Noh and her colleagues designed anodes using highly conductive, lightweight carbon nanotubes. These carbon nanotube scaffolds contain pores for lithium ions to enter and deposit, but structures do not bind to lithium ions favourably.
The team made two other carbon nanotube anodes with slightly different surface chemistry: one laced with an abundance of molecular groups that can bind to lithium ions, and another that had the same molecular groups but in a smaller quantity. With these anodes, they built batteries to test the propensity to form dendrites.
Unsurprisingly, the researchers found that scaffolds made with just carbon nanotubes did not bind to lithium ions well; there was almost no dendrite formation, but the battery's ability to produce large currents was compromised.
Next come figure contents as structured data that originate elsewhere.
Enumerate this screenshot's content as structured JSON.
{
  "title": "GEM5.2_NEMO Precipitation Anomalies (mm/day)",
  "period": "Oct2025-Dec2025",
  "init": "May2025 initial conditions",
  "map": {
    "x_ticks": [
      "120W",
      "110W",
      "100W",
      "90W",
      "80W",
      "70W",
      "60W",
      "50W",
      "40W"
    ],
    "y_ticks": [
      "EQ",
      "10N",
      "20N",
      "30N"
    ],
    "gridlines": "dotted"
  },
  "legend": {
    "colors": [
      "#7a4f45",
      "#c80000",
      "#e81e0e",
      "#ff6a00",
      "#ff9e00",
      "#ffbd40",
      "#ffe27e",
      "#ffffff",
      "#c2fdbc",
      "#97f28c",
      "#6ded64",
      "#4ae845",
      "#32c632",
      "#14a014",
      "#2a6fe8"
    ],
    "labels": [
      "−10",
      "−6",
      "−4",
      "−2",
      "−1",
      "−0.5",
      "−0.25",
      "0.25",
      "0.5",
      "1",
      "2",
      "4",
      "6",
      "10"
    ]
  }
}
Scaffolds with an excess of binding molecules formed many dendrites, shortening the battery's lifetime.
However, the carbon nanotube anodes with an optimum quantity of the binding molecules prevented the formation of dendrites. In addition, a vast quantity of lithium ions could bind and spread along the scaffold's surface, thereby boosting the battery's ability to produce large, sustained currents.
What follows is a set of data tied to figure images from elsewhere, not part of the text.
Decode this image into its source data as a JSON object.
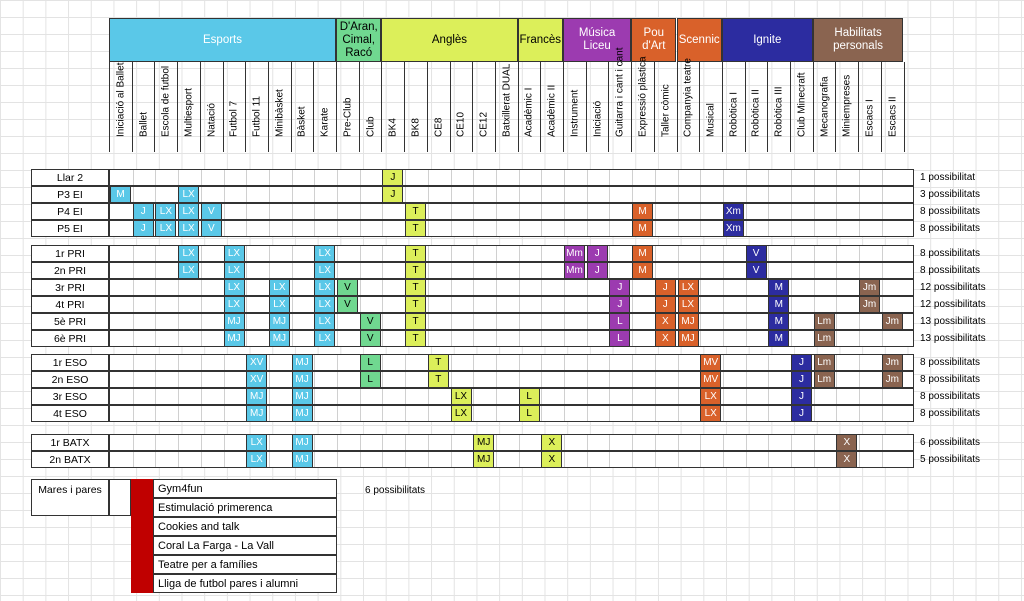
{
  "categories": [
    {
      "label": "Esports",
      "color": "#5ac8e8",
      "span": 10
    },
    {
      "label": "D'Aran,\nCimal,\nRacó",
      "color": "#70d890",
      "span": 2
    },
    {
      "label": "Anglès",
      "color": "#dcef5a",
      "span": 6
    },
    {
      "label": "Francès",
      "color": "#dcef5a",
      "span": 2
    },
    {
      "label": "Música Liceu",
      "color": "#9c3bb0",
      "span": 3
    },
    {
      "label": "Pou d'Art",
      "color": "#d9612a",
      "span": 2
    },
    {
      "label": "Scennic",
      "color": "#d9612a",
      "span": 2
    },
    {
      "label": "Ignite",
      "color": "#2c2ca0",
      "span": 4
    },
    {
      "label": "Habilitats\npersonals",
      "color": "#8a6450",
      "span": 4
    }
  ],
  "columns": [
    "Iniciació al Ballet",
    "Ballet",
    "Escola de futbol",
    "Multiesport",
    "Natació",
    "Futbol 7",
    "Futbol 11",
    "Minibàsket",
    "Bàsket",
    "Karate",
    "Pre-Club",
    "Club",
    "BK4",
    "BK8",
    "CE8",
    "CE10",
    "CE12",
    "Batxillerat DUAL",
    "Acadèmic I",
    "Acadèmic II",
    "Instrument",
    "Iniciació",
    "Guitarra i cant i cant",
    "Expressió plàstica",
    "Taller còmic",
    "Companyia teatre",
    "Musical",
    "Robòtica I",
    "Robòtica II",
    "Robòtica III",
    "Club Minecraft",
    "Mecanografia",
    "Miniempreses",
    "Escacs I",
    "Escacs II"
  ],
  "groups": [
    {
      "rows": [
        {
          "label": "Llar 2",
          "total": "1 possibilitat",
          "cells": [
            [
              12,
              "J"
            ]
          ]
        },
        {
          "label": "P3 EI",
          "total": "3 possibilitats",
          "cells": [
            [
              0,
              "M"
            ],
            [
              3,
              "LX"
            ],
            [
              12,
              "J"
            ]
          ]
        },
        {
          "label": "P4 EI",
          "total": "8 possibilitats",
          "cells": [
            [
              1,
              "J"
            ],
            [
              2,
              "LX"
            ],
            [
              3,
              "LX"
            ],
            [
              4,
              "V"
            ],
            [
              13,
              "T"
            ],
            [
              23,
              "M"
            ],
            [
              27,
              "Xm"
            ]
          ]
        },
        {
          "label": "P5 EI",
          "total": "8 possibilitats",
          "cells": [
            [
              1,
              "J"
            ],
            [
              2,
              "LX"
            ],
            [
              3,
              "LX"
            ],
            [
              4,
              "V"
            ],
            [
              13,
              "T"
            ],
            [
              23,
              "M"
            ],
            [
              27,
              "Xm"
            ]
          ]
        }
      ]
    },
    {
      "rows": [
        {
          "label": "1r PRI",
          "total": "8 possibilitats",
          "cells": [
            [
              3,
              "LX"
            ],
            [
              5,
              "LX"
            ],
            [
              9,
              "LX"
            ],
            [
              13,
              "T"
            ],
            [
              20,
              "Mm"
            ],
            [
              21,
              "J"
            ],
            [
              23,
              "M"
            ],
            [
              28,
              "V"
            ]
          ]
        },
        {
          "label": "2n PRI",
          "total": "8 possibilitats",
          "cells": [
            [
              3,
              "LX"
            ],
            [
              5,
              "LX"
            ],
            [
              9,
              "LX"
            ],
            [
              13,
              "T"
            ],
            [
              20,
              "Mm"
            ],
            [
              21,
              "J"
            ],
            [
              23,
              "M"
            ],
            [
              28,
              "V"
            ]
          ]
        },
        {
          "label": "3r PRI",
          "total": "12 possibilitats",
          "cells": [
            [
              5,
              "LX"
            ],
            [
              7,
              "LX"
            ],
            [
              9,
              "LX"
            ],
            [
              10,
              "V"
            ],
            [
              13,
              "T"
            ],
            [
              22,
              "J"
            ],
            [
              24,
              "J"
            ],
            [
              25,
              "LX"
            ],
            [
              29,
              "M"
            ],
            [
              33,
              "Jm"
            ]
          ]
        },
        {
          "label": "4t PRI",
          "total": "12 possibilitats",
          "cells": [
            [
              5,
              "LX"
            ],
            [
              7,
              "LX"
            ],
            [
              9,
              "LX"
            ],
            [
              10,
              "V"
            ],
            [
              13,
              "T"
            ],
            [
              22,
              "J"
            ],
            [
              24,
              "J"
            ],
            [
              25,
              "LX"
            ],
            [
              29,
              "M"
            ],
            [
              33,
              "Jm"
            ]
          ]
        },
        {
          "label": "5è PRI",
          "total": "13 possibilitats",
          "cells": [
            [
              5,
              "MJ"
            ],
            [
              7,
              "MJ"
            ],
            [
              9,
              "LX"
            ],
            [
              11,
              "V"
            ],
            [
              13,
              "T"
            ],
            [
              22,
              "L"
            ],
            [
              24,
              "X"
            ],
            [
              25,
              "MJ"
            ],
            [
              29,
              "M"
            ],
            [
              31,
              "Lm"
            ],
            [
              34,
              "Jm"
            ]
          ]
        },
        {
          "label": "6è PRI",
          "total": "13 possibilitats",
          "cells": [
            [
              5,
              "MJ"
            ],
            [
              7,
              "MJ"
            ],
            [
              9,
              "LX"
            ],
            [
              11,
              "V"
            ],
            [
              13,
              "T"
            ],
            [
              22,
              "L"
            ],
            [
              24,
              "X"
            ],
            [
              25,
              "MJ"
            ],
            [
              29,
              "M"
            ],
            [
              31,
              "Lm"
            ]
          ]
        }
      ]
    },
    {
      "rows": [
        {
          "label": "1r ESO",
          "total": "8 possibilitats",
          "cells": [
            [
              6,
              "XV"
            ],
            [
              8,
              "MJ"
            ],
            [
              11,
              "L"
            ],
            [
              14,
              "T"
            ],
            [
              26,
              "MV"
            ],
            [
              30,
              "J"
            ],
            [
              31,
              "Lm"
            ],
            [
              34,
              "Jm"
            ]
          ]
        },
        {
          "label": "2n ESO",
          "total": "8 possibilitats",
          "cells": [
            [
              6,
              "XV"
            ],
            [
              8,
              "MJ"
            ],
            [
              11,
              "L"
            ],
            [
              14,
              "T"
            ],
            [
              26,
              "MV"
            ],
            [
              30,
              "J"
            ],
            [
              31,
              "Lm"
            ],
            [
              34,
              "Jm"
            ]
          ]
        },
        {
          "label": "3r ESO",
          "total": "8 possibilitats",
          "cells": [
            [
              6,
              "MJ"
            ],
            [
              8,
              "MJ"
            ],
            [
              15,
              "LX"
            ],
            [
              18,
              "L"
            ],
            [
              26,
              "LX"
            ],
            [
              30,
              "J"
            ]
          ]
        },
        {
          "label": "4t ESO",
          "total": "8 possibilitats",
          "cells": [
            [
              6,
              "MJ"
            ],
            [
              8,
              "MJ"
            ],
            [
              15,
              "LX"
            ],
            [
              18,
              "L"
            ],
            [
              26,
              "LX"
            ],
            [
              30,
              "J"
            ]
          ]
        }
      ]
    },
    {
      "rows": [
        {
          "label": "1r BATX",
          "total": "6 possibilitats",
          "cells": [
            [
              6,
              "LX"
            ],
            [
              8,
              "MJ"
            ],
            [
              16,
              "MJ"
            ],
            [
              19,
              "X"
            ],
            [
              32,
              "X"
            ]
          ]
        },
        {
          "label": "2n BATX",
          "total": "5 possibilitats",
          "cells": [
            [
              6,
              "LX"
            ],
            [
              8,
              "MJ"
            ],
            [
              16,
              "MJ"
            ],
            [
              19,
              "X"
            ],
            [
              32,
              "X"
            ]
          ]
        }
      ]
    }
  ],
  "parents": {
    "label": "Mares i pares",
    "total": "6 possibilitats",
    "color": "#c00000",
    "activities": [
      "Gym4fun",
      "Estimulació primerenca",
      "Cookies and talk",
      "Coral La Farga - La Vall",
      "Teatre per a famílies",
      "Lliga de futbol pares i alumni"
    ]
  }
}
"When the binding molecular groups are abundant, lithium metal clusters made from lithium ions end up just clogging the pores on the scaffolds," Noh said in a statement. "But when we had just the right amount of these binding molecules, we could 'unzip' the carbon nanotube scaffolds at just certain places, allowing lithium ions to come through and bind on to the entire surface of the scaffolds rather than accumulate on the outer surface of the anode and form dendrites."
Noh said that their top-performing anodes handle currents five times more than commercially available lithium batteries. She noted this feature is particularly useful for large-scale batteries, such as those used in electric cars, that require quick charging.
"Building lithium metal anodes that are safe and have long lifetimes has been a scientific challenge for many decades," said Noh. "The anodes we have developed overcome these hurdles and are an important, initial step toward commercial applications of lithium metal batteries."